How different it was this side of the pond.  After years of rationing,  rationing was taken off the final products in 1953.  Oh the joy of being taken down to the sweet shop by my big brother, and being able to choose my own sweets without Mum having to hand over a precious ration coupon.

And we had fun places to play, OK the grown ups called them bomb sites and said we should stay off them, but all the rubble was intriguing to kids, as were the municipal bomb shelters when people had broken the door locks, scary places to play hide and seek in, but kids like scary sometimes.

very few cars around, as petrol still was in quite short supply.

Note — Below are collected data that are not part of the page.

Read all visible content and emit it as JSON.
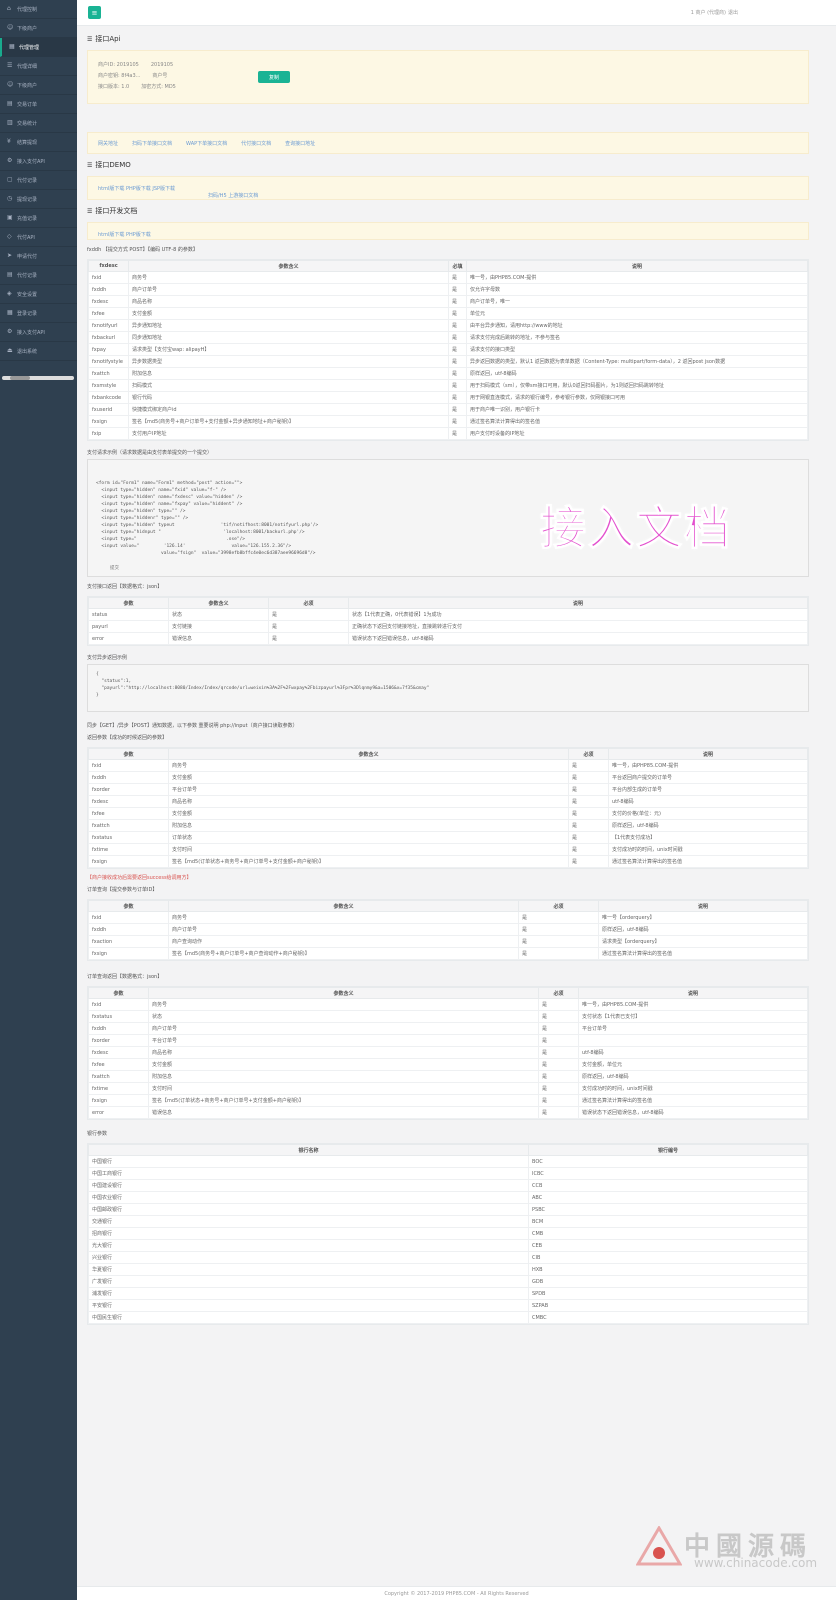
{
  "sidebar": {
    "items": [
      {
        "label": "代理控制",
        "icon": "home-icon"
      },
      {
        "label": "下级商户",
        "icon": "users-icon"
      },
      {
        "label": "代理管理",
        "icon": "grid-icon",
        "active": true
      },
      {
        "label": "代理详细",
        "icon": "list-icon"
      },
      {
        "label": "下级商户",
        "icon": "user-icon"
      },
      {
        "label": "交易订单",
        "icon": "chart-icon"
      },
      {
        "label": "交易统计",
        "icon": "bar-icon"
      },
      {
        "label": "结算提现",
        "icon": "money-icon"
      },
      {
        "label": "接入支付API",
        "icon": "plug-icon"
      },
      {
        "label": "代付记录",
        "icon": "file-icon"
      },
      {
        "label": "提现记录",
        "icon": "clock-icon"
      },
      {
        "label": "充值记录",
        "icon": "wallet-icon"
      },
      {
        "label": "代付API",
        "icon": "code-icon"
      },
      {
        "label": "申请代付",
        "icon": "send-icon"
      },
      {
        "label": "代付记录",
        "icon": "doc-icon"
      },
      {
        "label": "安全设置",
        "icon": "lock-icon"
      },
      {
        "label": "登录记录",
        "icon": "log-icon"
      },
      {
        "label": "接入支付API",
        "icon": "plug-icon"
      },
      {
        "label": "退出系统",
        "icon": "exit-icon"
      }
    ]
  },
  "topbar": {
    "menu_icon": "≡",
    "user": "1 商户 (代理商)",
    "exit": "退出"
  },
  "api": {
    "title": "接口Api",
    "row1": [
      "商户ID: 2019105",
      "2019105"
    ],
    "row2": [
      "商户密钥: 8f4a3...",
      "商户号"
    ],
    "row3": [
      "接口版本: 1.0",
      "加密方式: MD5"
    ],
    "button": "复制",
    "links": [
      "网关地址",
      "扫码下单接口文档",
      "WAP下单接口文档",
      "代付接口文档",
      "查询接口地址"
    ]
  },
  "demo": {
    "title": "接口DEMO",
    "line1": "html版下载 PHP版下载 JSP版下载",
    "line2": "扫码/H5 上游接口文档"
  },
  "doc": {
    "title": "接口开发文档",
    "line": "html版下载 PHP版下载",
    "intro": "fxddh 【提交方式 POST】【编码 UTF-8 的参数】",
    "param_headers": [
      "fxdesc",
      "参数含义",
      "必填",
      "说明"
    ],
    "params": [
      [
        "fxid",
        "商务号",
        "是",
        "唯一号，由PHP85.COM-提供"
      ],
      [
        "fxddh",
        "商户订单号",
        "是",
        "仅允许字母数"
      ],
      [
        "fxdesc",
        "商品名称",
        "是",
        "商户订单号，唯一"
      ],
      [
        "fxfee",
        "支付金额",
        "是",
        "单位元"
      ],
      [
        "fxnotifyurl",
        "异步通知地址",
        "是",
        "由平台异步通知，请用http://www的地址"
      ],
      [
        "fxbackurl",
        "同步通知地址",
        "是",
        "请求支付完成后跳转的地址，不参与签名"
      ],
      [
        "fxpay",
        "请求类型【支付宝wap: alipayH】",
        "是",
        "请求支付的接口类型"
      ],
      [
        "fxnotifystyle",
        "异步数据类型",
        "是",
        "异步返回数据的类型，默认1 返回数据为表单数据（Content-Type: multipart/form-data），2 返回post json数据"
      ],
      [
        "fxattch",
        "附加信息",
        "是",
        "原样返回，utf-8编码"
      ],
      [
        "fxsmstyle",
        "扫码模式",
        "是",
        "用于扫码模式（sm），仅带sm接口可用，默认0返回扫码图片，为1则返回扫码跳转地址"
      ],
      [
        "fxbankcode",
        "银行代码",
        "是",
        "用于网银直连模式，请求的银行编号，参考银行参数，仅网银接口可用"
      ],
      [
        "fxuserid",
        "快捷模式绑定商户id",
        "是",
        "用于商户唯一识别，用户银行卡"
      ],
      [
        "fxsign",
        "签名【md5(商务号+商户订单号+支付金额+异步通知地址+商户秘钥)】",
        "是",
        "通过签名算法计算得出的签名值"
      ],
      [
        "fxip",
        "支付用户IP地址",
        "是",
        "用户支付时设备的IP地址"
      ]
    ],
    "watermark": "接入文档",
    "example_title": "支付请求示例（请求数据是由支付表单提交的一个提交）",
    "code": "<form id=\"Form1\" name=\"Form1\" method=\"post\" action=\"\">\n  <input type=\"hidden\" name=\"fxid\" value=\"f-\" />\n  <input type=\"hidden\" name=\"fxdesc\" value=\"hidden\" />\n  <input type=\"hidden\" name=\"fxpay\" value=\"hiddent\" />\n  <input type=\"hidden\" type=\"\" />\n  <input type=\"hiddenr\" type=\"\" />\n  <input type=\"hidden\" typeut                 'tif/notifhost:8001/notifyurl.php'/>\n  <input type=\"hidnput \"                       'localhost:8001/backurl.php'/>\n  <input type=\"                                 .ose\"/>\n  <input value=\"         '126.14'                 value=\"126.155.2.36\"/>\n                        value=\"fsign\"  value=\"3998efb8bffc4e0ec6d387aee96696d8\"/>",
    "submit": "提交"
  },
  "return1": {
    "title": "支付接口返回【数据格式：json】",
    "headers": [
      "参数",
      "参数含义",
      "必须",
      "说明"
    ],
    "rows": [
      [
        "status",
        "状态",
        "是",
        "状态【1代表正确，0代表错误】1为成功"
      ],
      [
        "payurl",
        "支付链接",
        "是",
        "正确状态下返回支付链接地址，直接跳转进行支付"
      ],
      [
        "error",
        "错误信息",
        "是",
        "错误状态下返回错误信息，utf-8编码"
      ]
    ]
  },
  "return_example": {
    "title": "支付异步返回示例",
    "code": "{\n  \"status\":1,\n  \"payurl\":\"http://localhost:8080/Index/Index/qrcode/url=weixin%3A%2F%2Fwxpay%2Fbizpayurl%3Fpr%3Dlqnmy9&a=1506&x=7f35&cmay\"\n}"
  },
  "notify": {
    "title": "同步【GET】/异步【POST】通知数据，以下参数 重要说明 php://input（商户接口读取参数）",
    "sub": "返回参数【成功的时候返回的参数】",
    "headers": [
      "参数",
      "参数含义",
      "必须",
      "说明"
    ],
    "rows": [
      [
        "fxid",
        "商务号",
        "是",
        "唯一号，由PHP85.COM-提供"
      ],
      [
        "fxddh",
        "支付金额",
        "是",
        "平台返回商户提交的订单号"
      ],
      [
        "fxorder",
        "平台订单号",
        "是",
        "平台内部生成的订单号"
      ],
      [
        "fxdesc",
        "商品名称",
        "是",
        "utf-8编码"
      ],
      [
        "fxfee",
        "支付金额",
        "是",
        "支付的价格(单位：元)"
      ],
      [
        "fxattch",
        "附加信息",
        "是",
        "原样返回，utf-8编码"
      ],
      [
        "fxstatus",
        "订单状态",
        "是",
        "【1代表支付成功】"
      ],
      [
        "fxtime",
        "支付时间",
        "是",
        "支付成功时的时间，unix时间戳"
      ],
      [
        "fxsign",
        "签名【md5(订单状态+商务号+商户订单号+支付金额+商户秘钥)】",
        "是",
        "通过签名算法计算得出的签名值"
      ]
    ],
    "red_note": "【商户接收成功后需要返回success给调用方】",
    "trailing": "成功时的时间，unix时间戳"
  },
  "query": {
    "title": "订单查询【提交参数与订单ID】",
    "headers": [
      "参数",
      "参数含义",
      "必须",
      "说明"
    ],
    "rows": [
      [
        "fxid",
        "商务号",
        "是",
        "唯一号【orderquery】"
      ],
      [
        "fxddh",
        "商户订单号",
        "是",
        "原样返回，utf-8编码"
      ],
      [
        "fxaction",
        "商户查询动作",
        "是",
        "请求类型【orderquery】"
      ],
      [
        "fxsign",
        "签名【md5(商务号+商户订单号+商户查询动作+商户秘钥)】",
        "是",
        "通过签名算法计算得出的签名值"
      ]
    ]
  },
  "query_return": {
    "title": "订单查询返回【数据格式：json】",
    "headers": [
      "参数",
      "参数含义",
      "必须",
      "说明"
    ],
    "rows": [
      [
        "fxid",
        "商务号",
        "是",
        "唯一号，由PHP85.COM-提供"
      ],
      [
        "fxstatus",
        "状态",
        "是",
        "支付状态【1代表已支付】"
      ],
      [
        "fxddh",
        "商户订单号",
        "是",
        "平台订单号"
      ],
      [
        "fxorder",
        "平台订单号",
        "是",
        ""
      ],
      [
        "fxdesc",
        "商品名称",
        "是",
        "utf-8编码"
      ],
      [
        "fxfee",
        "支付金额",
        "是",
        "支付金额，单位元"
      ],
      [
        "fxattch",
        "附加信息",
        "是",
        "原样返回，utf-8编码"
      ],
      [
        "fxtime",
        "支付时间",
        "是",
        "支付成功时的时间，unix时间戳"
      ],
      [
        "fxsign",
        "签名【md5(订单状态+商务号+商户订单号+支付金额+商户秘钥)】",
        "是",
        "通过签名算法计算得出的签名值"
      ],
      [
        "error",
        "错误信息",
        "是",
        "错误状态下返回错误信息，utf-8编码"
      ]
    ]
  },
  "banks": {
    "title": "银行参数",
    "headers": [
      "银行名称",
      "银行编号"
    ],
    "rows": [
      [
        "中国银行",
        "BOC"
      ],
      [
        "中国工商银行",
        "ICBC"
      ],
      [
        "中国建设银行",
        "CCB"
      ],
      [
        "中国农业银行",
        "ABC"
      ],
      [
        "中国邮政银行",
        "PSBC"
      ],
      [
        "交通银行",
        "BCM"
      ],
      [
        "招商银行",
        "CMB"
      ],
      [
        "光大银行",
        "CEB"
      ],
      [
        "兴业银行",
        "CIB"
      ],
      [
        "华夏银行",
        "HXB"
      ],
      [
        "广发银行",
        "GDB"
      ],
      [
        "浦发银行",
        "SPDB"
      ],
      [
        "平安银行",
        "SZPAB"
      ],
      [
        "中国民生银行",
        "CMBC"
      ]
    ]
  },
  "footer": "Copyright © 2017-2019 PHP85.COM - All Rights Reserved",
  "logo": {
    "brand": "中國源碼",
    "url": "www.chinacode.com"
  }
}
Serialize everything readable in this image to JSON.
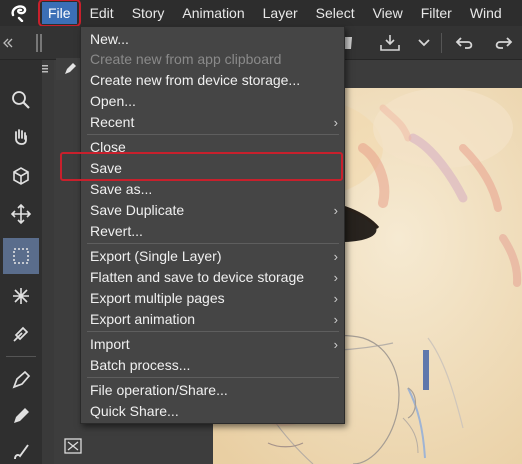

I vaguely remember the storm of 1953, when there was the highest spring tide coupled with a storm surge from the North Sea. (We lived in SE England then, not far from the river estuary) People rowing boats up the streets from the river, and we couldn’t go to school as it was flooded. But we did get to see the queen, as she came to visit, see how bad it was. I do remember seeing the queen, and being given a little flag to wave,

And then of course there was the Coronation.  Only one or 2 people in our road had TV sets, so imagine 20 or 30 people in one small front room, watching a little flickering B&W TV.. And of course, being the UK, it was raining, so the street Party after had to be held in the Corinthian hall instead.

Mostly though it was a much more laid back way of life then, and everyone was just happy the war was over, and life was getting back to normal.

That was very interesting Chohole.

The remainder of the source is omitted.